Terwijl ze graven in het duistere verleden van het eiland, wekken de jongens een oud kwaad op en wat begint als een onschuldig zomeravontuur verandert al snel in een nachtmerrie. Want het huis blijkt een markante beheerder te hebben en de regels die zijn opgesteld voor degenen die het huis betreden zijn niet mals. Dit zijn de belangrijkste:
Geef Emerson eten, alsjeblieft;
Wie hier is bij zonsondergang, moet blijven tot zonsopkomst;
Doe nooit de deuren op slot;
De eerste verdieping en alles daarboven is verboden voor gasten.
'De haren in mij nek gingen overeind staan; instinctief voelde ik dat het er gevaarlijk was.'
Op de Nederlandstalige editie van Wat ik op zolder bewaar zit een sticker: 'Voor de lezers van Stephen King'. Ben je al gewend aan de vergelijking?
'Daar raak je nooit aan gewend! Ik ben opgegroeid met de boeken van Stephen King en hij was altijd een van mijn favoriete auteurs, dus het blijft vleiend om met hem vergeleken te worden. Zijn boeken hebben me geïnspireerd om zelf te gaan schrijven. Hij heeft me zelfs geholpen met mijn eerste boek en sindsdien is hij mijn klankbord. Ik kan hem altijd mailen met vragen.'
Hoe ben je met hem in contact gekomen?
'In mijn allereerste boek, Forsaken, komt een personage voor dat een tijdschrift koopt. Voor het verhaal was het noodzakelijk om te vermelden waar ze dat kocht, dus schreef ik "Needful Things" op. Dat is de naam van de winkel uit het gelijknamige boek van King. Om te voorkomen dat ik aangeklaagd zou worden, wilde ik het aanpassen. Maar mijn vrouw stelde voor om King op te zoeken en om toestemming te vragen! We besloten naar zijn huis te gaan in de hoop hem grasmaaiend aan te treffen, maar het bleek een onbegaanbaar fort. Toen ik dit aan een vriend vertelde, die King persoonlijk kent, zei hij: "Stephen haat dat! Hier heb je zijn mailadres, stuur gewoon je manuscript. Als hij het wat vindt neemt hij wel contact met je op." Een paar dagen later mailde hij dat hij het te gek vond.'
Dat was nogal een gedurfde aanpak!
'Ik ben onbevreesd als het op dat soort dingen aankomt. En maar goed ook, want het heeft geholpen om mijn eerste boek uit te brengen. Het verkocht goed genoeg om op de radar te komen van grote uitgeverijen.
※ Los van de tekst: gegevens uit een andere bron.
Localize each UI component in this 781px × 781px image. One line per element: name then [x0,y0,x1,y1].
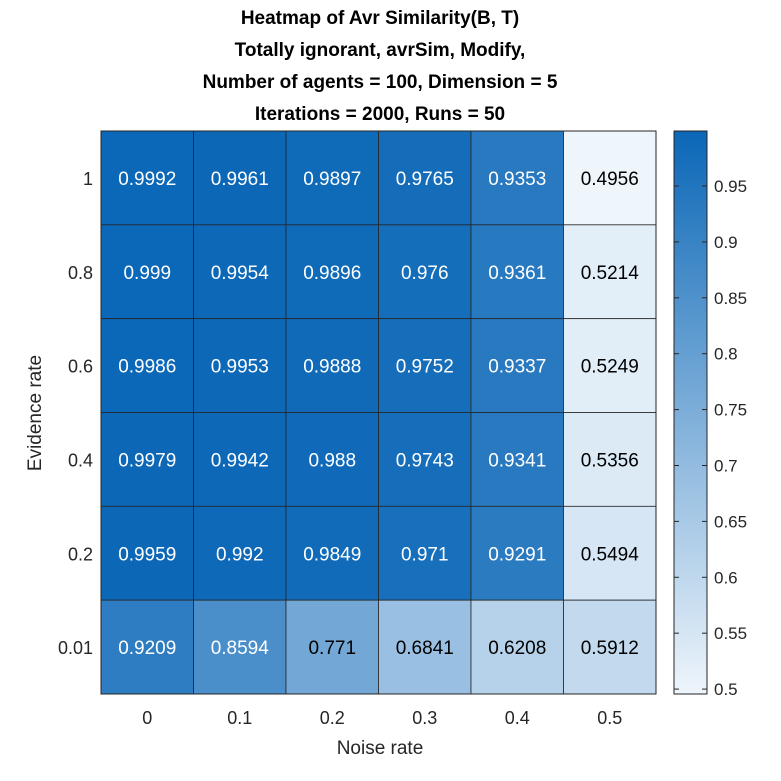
heatmap-cell [193,130,287,226]
x-axis-label: Noise rate [337,738,424,759]
heatmap-cells [100,130,657,695]
y-tick-label: 0.6 [68,357,93,377]
colorbar-tick-label: 0.95 [714,177,747,196]
cell-value-label: 0.988 [308,450,356,471]
title-line: Heatmap of Avr Similarity(B, T) [241,8,519,29]
colorbar-tick-label: 0.65 [714,512,747,531]
cell-value-label: 0.9888 [303,357,361,378]
heatmap-cell [100,505,194,601]
cell-value-label: 0.5494 [581,544,640,565]
heatmap-cell [100,412,194,507]
title-line: Totally ignorant, avrSim, Modify, [235,40,526,61]
heatmap-cell [193,318,287,413]
cell-value-label: 0.9743 [396,450,454,471]
heatmap-cell [378,412,472,507]
cell-value-label: 0.9979 [118,450,176,471]
x-tick-label: 0.3 [412,708,437,728]
heatmap-cell [285,318,379,413]
colorbar-tick-label: 0.75 [714,401,747,420]
cell-value-label: 0.971 [401,544,449,565]
title-line: Iterations = 2000, Runs = 50 [255,104,505,125]
cell-value-label: 0.771 [308,638,356,659]
x-tick-label: 0.5 [597,708,622,728]
cell-value-label: 0.9353 [488,169,546,190]
heatmap-cell [470,130,564,226]
cell-value-label: 0.9849 [303,544,361,565]
colorbar-tick-label: 0.85 [714,289,747,308]
heatmap-cell [100,599,194,695]
heatmap-cell [470,505,564,601]
chart-title: Heatmap of Avr Similarity(B, T) Totally i… [203,8,558,125]
cell-value-label: 0.9209 [118,638,176,659]
cell-value-label: 0.4956 [581,169,639,190]
cell-value-label: 0.9291 [488,544,546,565]
colorbar-tick-label: 0.6 [714,568,738,587]
cell-value-label: 0.9897 [303,169,361,190]
cell-value-label: 0.5249 [581,357,639,378]
x-tick-label: 0.1 [227,708,252,728]
heatmap-cell [378,505,472,601]
cell-value-label: 0.992 [216,544,264,565]
cell-value-label: 0.9954 [211,263,270,284]
colorbar-tick-label: 0.7 [714,456,738,475]
x-tick-label: 0 [142,708,152,728]
cell-value-label: 0.5912 [581,638,639,659]
colorbar-gradient [673,130,708,695]
y-tick-label: 0.01 [58,638,93,658]
title-line: Number of agents = 100, Dimension = 5 [203,72,558,93]
cell-value-label: 0.9961 [211,169,269,190]
cell-value-label: 0.5356 [581,450,639,471]
heatmap-cell [563,318,657,413]
cell-value-label: 0.9765 [396,169,454,190]
plot-border [100,130,657,695]
y-tick-label: 1 [83,169,93,189]
cell-value-label: 0.999 [123,263,171,284]
heatmap-cell [378,318,472,413]
cell-value-label: 0.5214 [581,263,640,284]
heatmap-cell [378,224,472,320]
cell-value-label: 0.9341 [488,450,546,471]
cell-value-label: 0.9942 [211,450,269,471]
cell-labels: 0.9992 0.9961 0.9897 0.9765 0.9353 0.4956 0.99… [118,169,639,659]
heatmap-cell [470,412,564,507]
cell-value-label: 0.976 [401,263,449,284]
cell-value-label: 0.9959 [118,544,176,565]
heatmap-cell [100,318,194,413]
heatmap-cell [378,130,472,226]
cell-value-label: 0.6841 [396,638,454,659]
cell-value-label: 0.9986 [118,357,176,378]
heatmap-cell [563,224,657,320]
y-tick-label: 0.8 [68,263,93,283]
heatmap-cell [285,412,379,507]
colorbar-tick-label: 0.5 [714,680,738,699]
cell-value-label: 0.9361 [488,263,546,284]
x-tick-label: 0.4 [505,708,530,728]
cell-value-label: 0.9752 [396,357,454,378]
colorbar-tick-label: 0.8 [714,345,738,364]
heatmap-cell [470,599,564,695]
heatmap-cell [563,130,657,226]
y-axis-label: Evidence rate [25,355,46,471]
cell-value-label: 0.6208 [488,638,546,659]
x-tick-labels: 0 0.1 0.2 0.3 0.4 0.5 [142,708,622,728]
heatmap-cell [563,599,657,695]
cell-value-label: 0.8594 [211,638,270,659]
cell-value-label: 0.9337 [488,357,546,378]
colorbar: 0.5 0.55 0.6 0.65 0.7 0.75 0.8 0.85 0.9 0.95 [673,130,747,699]
heatmap-cell [285,505,379,601]
y-tick-label: 0.2 [68,544,93,564]
cell-value-label: 0.9953 [211,357,269,378]
colorbar-tick-label: 0.9 [714,233,738,252]
cell-value-label: 0.9896 [303,263,361,284]
cell-value-label: 0.9992 [118,169,176,190]
heatmap-cell [193,224,287,320]
y-tick-label: 0.4 [68,450,93,470]
colorbar-tick-label: 0.55 [714,624,747,643]
y-tick-labels: 1 0.8 0.6 0.4 0.2 0.01 [58,169,93,658]
heatmap-cell [193,412,287,507]
x-tick-label: 0.2 [320,708,345,728]
heatmap-cell [470,318,564,413]
heatmap-cell [100,130,194,226]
Bovendien zou ik veel liever een "nee" horen dan me altijd afvragen wat er gebeurd zou zijn als ik het wél gevraagd had.'
En dat hoeft Barker zich niet meer af te vragen. De afgelopen tien jaar schreef hij negentien boeken, waarvan acht solo en elf samen met andere schrijvers – waaronder James Patterson. Zijn nieuwste soloboek, Wat ik op zolder bewaar, speelt zich af in New Castle, een eiland net uit de kust van Portsmouth in de Verenigde Staten. 'Iedere middag om drie uur stop ik met schrijven en ga ik een rondje hardlopen,' vertelt Barker. 'En het is letterlijk dat geheimzinnige eiland waar ik op uitkijk als ik op het strand ben. Het is nog geen halve hectare en er staat één huis op. Het is te ver weg om te zien wat er precies gebeurt, maar soms zie je iemand lopen of gaat het licht aan in het huis. Al jarenlang had ik een zin in mijn hoofd: "For a haunted house to be born, somebody has to die." Toen ik naar dat huis aan de andere kant van het water keek, wist ik dat dat verhaal zich daar moest afspelen.'
Het eiland was echter niet zomaar te bezoeken. Een ontwikkelaar was druk bezig om het huis te renoveren en er een museum van te maken. Bovendien kon je er alleen maar met een boot naartoe als het water hoog genoeg stond, omdat het anders vastloopt op de rotsen. Barker kreeg de ontwikkelaar zo ver om hem en zijn gezin er eens naartoe te brengen. 'Ik wist nog helemaal niets van de geschiedenis van het huis, maar ik kreeg meteen het gevoel dat ik er weg moest. De haren in mijn nek gingen overeind staan; instinctief voelde ik dat het er gevaarlijk was.'
Later vertelde hij aan een buurvrouw dat hij zijn nieuwe boek daar wilde situeren, en zij bleek de voorzitter van de historische vereniging van Newcastle. 'Ze vertelde me dat er in de jaren zeventig twee lijken gevonden waren. Ik vroeg informatie aan de politie, maar ze konden er niks over terugvinden in de archieven. Geen enkele afdeling, van lokaal tot de FBI, kon vertellen wat er gebeurd was en de stoffelijke overschotten waren nergens te vinden.'
'Over dit boek heb ik vijf jaar gedaan. Ik bleef maar tegen interessante historische feiten aanlopen.'
De vondst van de lijken komt ook in het boek voor. Is er meer op de waarheid gebaseerd?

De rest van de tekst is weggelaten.